An offshore oil platform is seen with a tanker in the distance on April 20, 2020 in Huntington Beach, California.
Michael Heiman | Getty Images
A plunge in U.S. crude oil prices this week reverberated across global financial markets and fueled renewed worries over the beleaguered shale oil industry. Yet billionaire investor Howard Marks isn’t panicking.
Marks, who co-founded Oaktree Capital Management, told CNBC in an email interview that the weakness in crude oil prices was steeped in fundamentals as energy demand has cratered due to the coronavirus pandemic and buyers are scrambling to stockpile crude oil due to storage space becoming scarce.
“It’s not a panic. The move is completely rational,” Marks told CNBC in an emailed statement.
“The ultimate complication is that storing oil costs money, and storage facilities aren’t unlimited. Right now storage is scarce and thus expensive, so it’s not worth it to buy oil today and store it. The cost of storing exceeds the value today; thus the price is negative,” Marks said.
The comments from Marks come after West Texas Intermediate crude for May delivery fell more than 100% to settle at negative $37.63 per barrel on Monday, which meant that traders were effectively having to pay to get oil taken off their hands. That marked the first time that the price of an oil futures contract had turned negative.
The May WTI contract, which expired on Tuesday, settled at $10.01 a barrel. Futures contracts trade by the month.
The June contract is currently trading around $11 per barrel. Meanwhile, international benchmark Brent crude stood at $17.01, nearly 12% lower.
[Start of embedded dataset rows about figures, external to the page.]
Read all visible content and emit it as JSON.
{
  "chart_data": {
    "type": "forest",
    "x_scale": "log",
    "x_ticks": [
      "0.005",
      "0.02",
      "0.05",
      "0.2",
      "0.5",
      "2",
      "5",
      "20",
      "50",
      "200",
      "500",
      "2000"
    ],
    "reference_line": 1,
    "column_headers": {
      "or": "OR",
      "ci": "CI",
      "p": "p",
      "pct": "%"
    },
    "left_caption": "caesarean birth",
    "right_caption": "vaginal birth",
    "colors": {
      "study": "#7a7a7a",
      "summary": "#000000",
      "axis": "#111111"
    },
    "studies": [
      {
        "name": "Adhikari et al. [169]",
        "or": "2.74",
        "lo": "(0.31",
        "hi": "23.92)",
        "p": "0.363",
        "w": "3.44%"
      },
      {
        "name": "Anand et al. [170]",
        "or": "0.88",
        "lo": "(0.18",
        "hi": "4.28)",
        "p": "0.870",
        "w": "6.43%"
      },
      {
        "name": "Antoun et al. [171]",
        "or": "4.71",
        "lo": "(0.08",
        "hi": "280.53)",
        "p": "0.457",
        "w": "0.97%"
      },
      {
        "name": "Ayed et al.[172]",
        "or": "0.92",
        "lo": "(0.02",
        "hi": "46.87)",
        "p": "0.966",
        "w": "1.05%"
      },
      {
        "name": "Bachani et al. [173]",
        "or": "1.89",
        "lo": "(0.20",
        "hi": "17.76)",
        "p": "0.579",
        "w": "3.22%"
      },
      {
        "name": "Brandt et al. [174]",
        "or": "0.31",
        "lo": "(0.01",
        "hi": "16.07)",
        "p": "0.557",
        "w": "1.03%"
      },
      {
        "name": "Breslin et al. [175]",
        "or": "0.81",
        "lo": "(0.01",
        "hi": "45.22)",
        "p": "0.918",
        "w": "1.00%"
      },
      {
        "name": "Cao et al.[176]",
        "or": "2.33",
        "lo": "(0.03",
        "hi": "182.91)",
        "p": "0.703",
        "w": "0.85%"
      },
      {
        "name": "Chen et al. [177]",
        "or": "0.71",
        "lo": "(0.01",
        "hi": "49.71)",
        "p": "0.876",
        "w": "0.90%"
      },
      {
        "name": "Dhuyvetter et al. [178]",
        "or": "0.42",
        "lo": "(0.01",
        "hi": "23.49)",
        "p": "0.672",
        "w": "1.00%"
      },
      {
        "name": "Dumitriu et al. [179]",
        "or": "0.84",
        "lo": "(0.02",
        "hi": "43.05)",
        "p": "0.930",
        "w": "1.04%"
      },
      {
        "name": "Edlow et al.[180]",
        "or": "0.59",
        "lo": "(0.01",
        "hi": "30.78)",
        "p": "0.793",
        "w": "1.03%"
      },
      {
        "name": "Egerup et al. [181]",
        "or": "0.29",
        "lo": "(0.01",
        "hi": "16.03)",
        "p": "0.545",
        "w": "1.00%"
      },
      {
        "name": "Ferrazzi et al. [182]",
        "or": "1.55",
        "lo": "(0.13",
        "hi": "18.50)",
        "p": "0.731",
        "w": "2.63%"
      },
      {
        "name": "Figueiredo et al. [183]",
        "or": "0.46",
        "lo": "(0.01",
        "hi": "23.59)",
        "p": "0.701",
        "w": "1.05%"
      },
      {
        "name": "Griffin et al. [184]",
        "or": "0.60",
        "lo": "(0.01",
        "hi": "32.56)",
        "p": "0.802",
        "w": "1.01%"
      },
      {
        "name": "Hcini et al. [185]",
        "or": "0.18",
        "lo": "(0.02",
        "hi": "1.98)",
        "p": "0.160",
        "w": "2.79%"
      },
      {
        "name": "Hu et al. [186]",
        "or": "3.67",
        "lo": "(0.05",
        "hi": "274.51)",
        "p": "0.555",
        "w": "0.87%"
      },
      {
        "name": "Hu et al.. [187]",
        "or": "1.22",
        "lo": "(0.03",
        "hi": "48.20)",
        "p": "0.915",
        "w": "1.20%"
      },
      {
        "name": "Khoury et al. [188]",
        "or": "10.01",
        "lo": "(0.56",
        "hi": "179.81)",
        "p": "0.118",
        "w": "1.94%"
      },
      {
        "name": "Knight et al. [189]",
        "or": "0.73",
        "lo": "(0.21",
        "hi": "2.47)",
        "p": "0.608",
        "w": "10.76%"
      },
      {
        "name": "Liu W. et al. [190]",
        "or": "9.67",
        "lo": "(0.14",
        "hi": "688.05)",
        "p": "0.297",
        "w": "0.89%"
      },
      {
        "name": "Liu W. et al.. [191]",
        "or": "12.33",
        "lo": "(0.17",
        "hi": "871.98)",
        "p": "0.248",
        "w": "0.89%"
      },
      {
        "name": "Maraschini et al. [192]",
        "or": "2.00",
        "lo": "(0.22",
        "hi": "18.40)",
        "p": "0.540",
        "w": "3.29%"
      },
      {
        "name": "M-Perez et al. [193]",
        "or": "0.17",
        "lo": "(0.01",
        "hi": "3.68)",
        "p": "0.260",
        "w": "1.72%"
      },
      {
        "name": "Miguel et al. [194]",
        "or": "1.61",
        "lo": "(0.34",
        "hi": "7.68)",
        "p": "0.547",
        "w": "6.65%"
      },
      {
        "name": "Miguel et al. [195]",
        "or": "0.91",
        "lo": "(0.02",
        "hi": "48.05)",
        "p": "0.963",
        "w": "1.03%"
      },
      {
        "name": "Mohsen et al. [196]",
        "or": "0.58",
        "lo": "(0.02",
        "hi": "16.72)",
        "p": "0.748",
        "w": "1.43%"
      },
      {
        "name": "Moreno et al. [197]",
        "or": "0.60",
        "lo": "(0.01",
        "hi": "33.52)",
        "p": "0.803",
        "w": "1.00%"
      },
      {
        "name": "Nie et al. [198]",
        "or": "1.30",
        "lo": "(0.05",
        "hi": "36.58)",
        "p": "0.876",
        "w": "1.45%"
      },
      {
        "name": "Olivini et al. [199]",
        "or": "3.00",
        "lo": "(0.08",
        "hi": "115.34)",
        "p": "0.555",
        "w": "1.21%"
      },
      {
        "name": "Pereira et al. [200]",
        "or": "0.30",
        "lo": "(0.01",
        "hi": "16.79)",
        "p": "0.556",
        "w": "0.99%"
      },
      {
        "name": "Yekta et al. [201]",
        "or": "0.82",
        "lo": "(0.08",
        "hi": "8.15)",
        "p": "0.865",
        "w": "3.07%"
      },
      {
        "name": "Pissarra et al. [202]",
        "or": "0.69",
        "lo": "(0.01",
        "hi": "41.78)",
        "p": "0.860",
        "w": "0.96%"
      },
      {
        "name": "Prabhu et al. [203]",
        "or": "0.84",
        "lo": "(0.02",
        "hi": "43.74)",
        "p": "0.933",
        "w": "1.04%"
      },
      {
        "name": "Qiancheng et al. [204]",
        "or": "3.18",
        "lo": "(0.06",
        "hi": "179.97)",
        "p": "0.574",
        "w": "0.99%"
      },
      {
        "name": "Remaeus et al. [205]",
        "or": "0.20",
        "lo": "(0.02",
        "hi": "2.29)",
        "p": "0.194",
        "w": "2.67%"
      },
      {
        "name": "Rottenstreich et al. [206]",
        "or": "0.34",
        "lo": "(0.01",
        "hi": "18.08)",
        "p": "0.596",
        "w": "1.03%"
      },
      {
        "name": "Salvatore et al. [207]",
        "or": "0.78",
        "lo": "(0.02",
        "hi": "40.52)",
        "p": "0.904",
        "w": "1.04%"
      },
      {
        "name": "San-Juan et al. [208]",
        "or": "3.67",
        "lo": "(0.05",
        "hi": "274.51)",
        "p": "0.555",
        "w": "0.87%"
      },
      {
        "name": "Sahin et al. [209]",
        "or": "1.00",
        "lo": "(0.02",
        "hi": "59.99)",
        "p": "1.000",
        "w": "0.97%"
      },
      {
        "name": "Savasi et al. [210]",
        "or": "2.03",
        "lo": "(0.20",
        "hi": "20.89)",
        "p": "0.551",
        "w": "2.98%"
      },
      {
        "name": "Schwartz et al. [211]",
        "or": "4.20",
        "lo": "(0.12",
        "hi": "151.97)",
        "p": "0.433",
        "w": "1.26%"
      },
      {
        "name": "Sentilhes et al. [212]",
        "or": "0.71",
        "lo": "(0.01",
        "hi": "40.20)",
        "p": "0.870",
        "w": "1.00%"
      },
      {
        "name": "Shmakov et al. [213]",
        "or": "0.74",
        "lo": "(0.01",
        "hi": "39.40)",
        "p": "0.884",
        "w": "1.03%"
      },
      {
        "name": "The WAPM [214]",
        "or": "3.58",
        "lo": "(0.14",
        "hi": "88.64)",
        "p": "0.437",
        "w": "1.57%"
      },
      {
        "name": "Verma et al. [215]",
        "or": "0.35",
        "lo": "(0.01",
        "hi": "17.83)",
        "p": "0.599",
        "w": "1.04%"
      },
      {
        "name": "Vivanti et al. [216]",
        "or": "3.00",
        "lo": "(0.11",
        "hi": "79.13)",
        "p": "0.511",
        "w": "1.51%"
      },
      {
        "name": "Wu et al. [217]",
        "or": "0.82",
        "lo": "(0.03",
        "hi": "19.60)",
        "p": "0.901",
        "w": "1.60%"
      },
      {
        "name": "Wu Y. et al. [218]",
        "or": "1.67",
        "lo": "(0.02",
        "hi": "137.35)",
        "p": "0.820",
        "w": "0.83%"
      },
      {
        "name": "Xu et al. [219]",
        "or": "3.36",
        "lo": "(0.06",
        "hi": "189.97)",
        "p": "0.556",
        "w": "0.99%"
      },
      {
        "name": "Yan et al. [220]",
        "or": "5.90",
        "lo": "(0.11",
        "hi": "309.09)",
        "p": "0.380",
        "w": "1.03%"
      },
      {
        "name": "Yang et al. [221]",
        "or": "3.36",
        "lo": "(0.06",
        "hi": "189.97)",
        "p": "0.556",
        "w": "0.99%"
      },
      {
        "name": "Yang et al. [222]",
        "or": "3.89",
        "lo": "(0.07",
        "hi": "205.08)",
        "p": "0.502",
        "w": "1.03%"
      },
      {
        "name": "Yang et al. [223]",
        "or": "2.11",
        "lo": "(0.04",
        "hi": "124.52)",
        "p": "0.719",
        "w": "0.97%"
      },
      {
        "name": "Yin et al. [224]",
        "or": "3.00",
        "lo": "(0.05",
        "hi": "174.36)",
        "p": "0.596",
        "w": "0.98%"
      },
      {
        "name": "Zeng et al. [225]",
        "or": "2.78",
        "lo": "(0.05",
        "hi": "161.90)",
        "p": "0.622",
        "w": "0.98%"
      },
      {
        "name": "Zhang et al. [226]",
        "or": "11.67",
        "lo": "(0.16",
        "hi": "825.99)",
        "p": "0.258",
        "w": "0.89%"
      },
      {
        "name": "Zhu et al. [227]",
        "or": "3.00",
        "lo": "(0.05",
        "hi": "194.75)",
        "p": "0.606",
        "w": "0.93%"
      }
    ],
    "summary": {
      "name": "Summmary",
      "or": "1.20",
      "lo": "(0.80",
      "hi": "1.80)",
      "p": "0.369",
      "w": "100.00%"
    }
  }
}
The coronavirus pandemic has dealt a severe blow to economic activity around the globe and sapped demand for oil. While OPEC and its oil-producing allies finalized a historic agreement earlier this month to cut production by 9.7 million barrels per day beginning May 1, experts reckon that the reduction in supply won’t be enough to offset the diminution in demand.
The International Energy Agency, for instance, warned in its closely-watched monthly report, that demand in April could be 29 million barrels per day lower than a year ago, hitting a level last seen in 1995.
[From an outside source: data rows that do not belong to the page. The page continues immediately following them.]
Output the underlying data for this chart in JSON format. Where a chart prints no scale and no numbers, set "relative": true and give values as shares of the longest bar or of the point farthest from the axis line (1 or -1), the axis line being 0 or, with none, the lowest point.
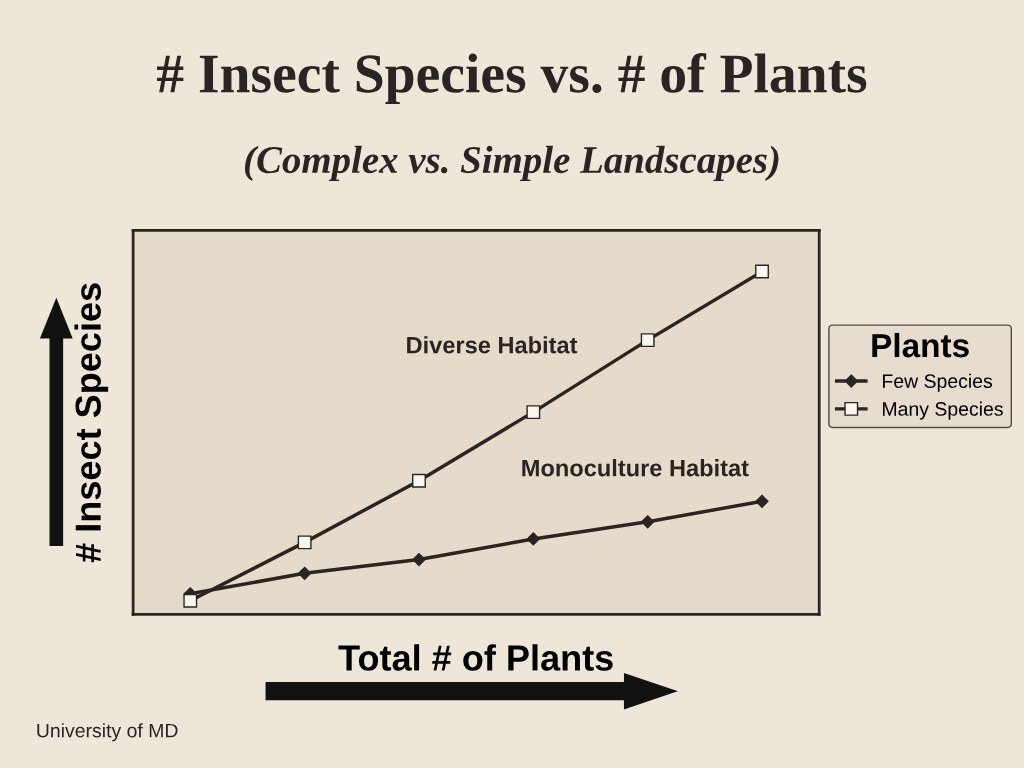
{
  "chart_data": {
    "type": "line",
    "title": "# Insect Species vs. # of Plants",
    "subtitle": "(Complex vs. Simple Landscapes)",
    "xlabel": "Total # of Plants",
    "ylabel": "# Insect Species",
    "legend_title": "Plants",
    "legend": "right",
    "relative": true,
    "grid": false,
    "categories": [
      null,
      null,
      null,
      null,
      null,
      null
    ],
    "series": [
      {
        "name": "Few Species",
        "color": "#2a2522",
        "marker": "diamond",
        "values": [
          0.06,
          0.12,
          0.16,
          0.22,
          0.27,
          0.33
        ]
      },
      {
        "name": "Many Species",
        "color": "#2a2522",
        "marker": "square",
        "values": [
          0.04,
          0.21,
          0.39,
          0.59,
          0.8,
          1.0
        ]
      }
    ],
    "annotations": [
      "Diverse Habitat",
      "Monoculture Habitat",
      "University of MD"
    ]
  }
}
“Oil production can’t just be turned off, because for production some wells depend on pressure that a shut-off complicates. So, oil is coming out of the ground that exceeds the amount needed for consumption,” Marks said.
The gloominess in the oil market has also put the spotlight on US shale oil producers that are grappling with feeble demand on one hand and a lack of storage on the other, a conundrum that is making desperate oil companies “pay” traders for taking oil off them.
However, there are potential signs of relief. Some far-dated contracts this year are showing average oil prices of $20 a barrel and above while contracts expiring in 2021 are reflecting a modest bounce in demand taking prices to near $30 per barrel. Marks spotted a semblance of rationality in those prices.
“Oil can be bought for delivery by month. The negative price for oil reflects the excess of supply over demand, plus the cost of storage. The price for oil in future months (when consumption may have rebounded) is at more normal levels,” he said.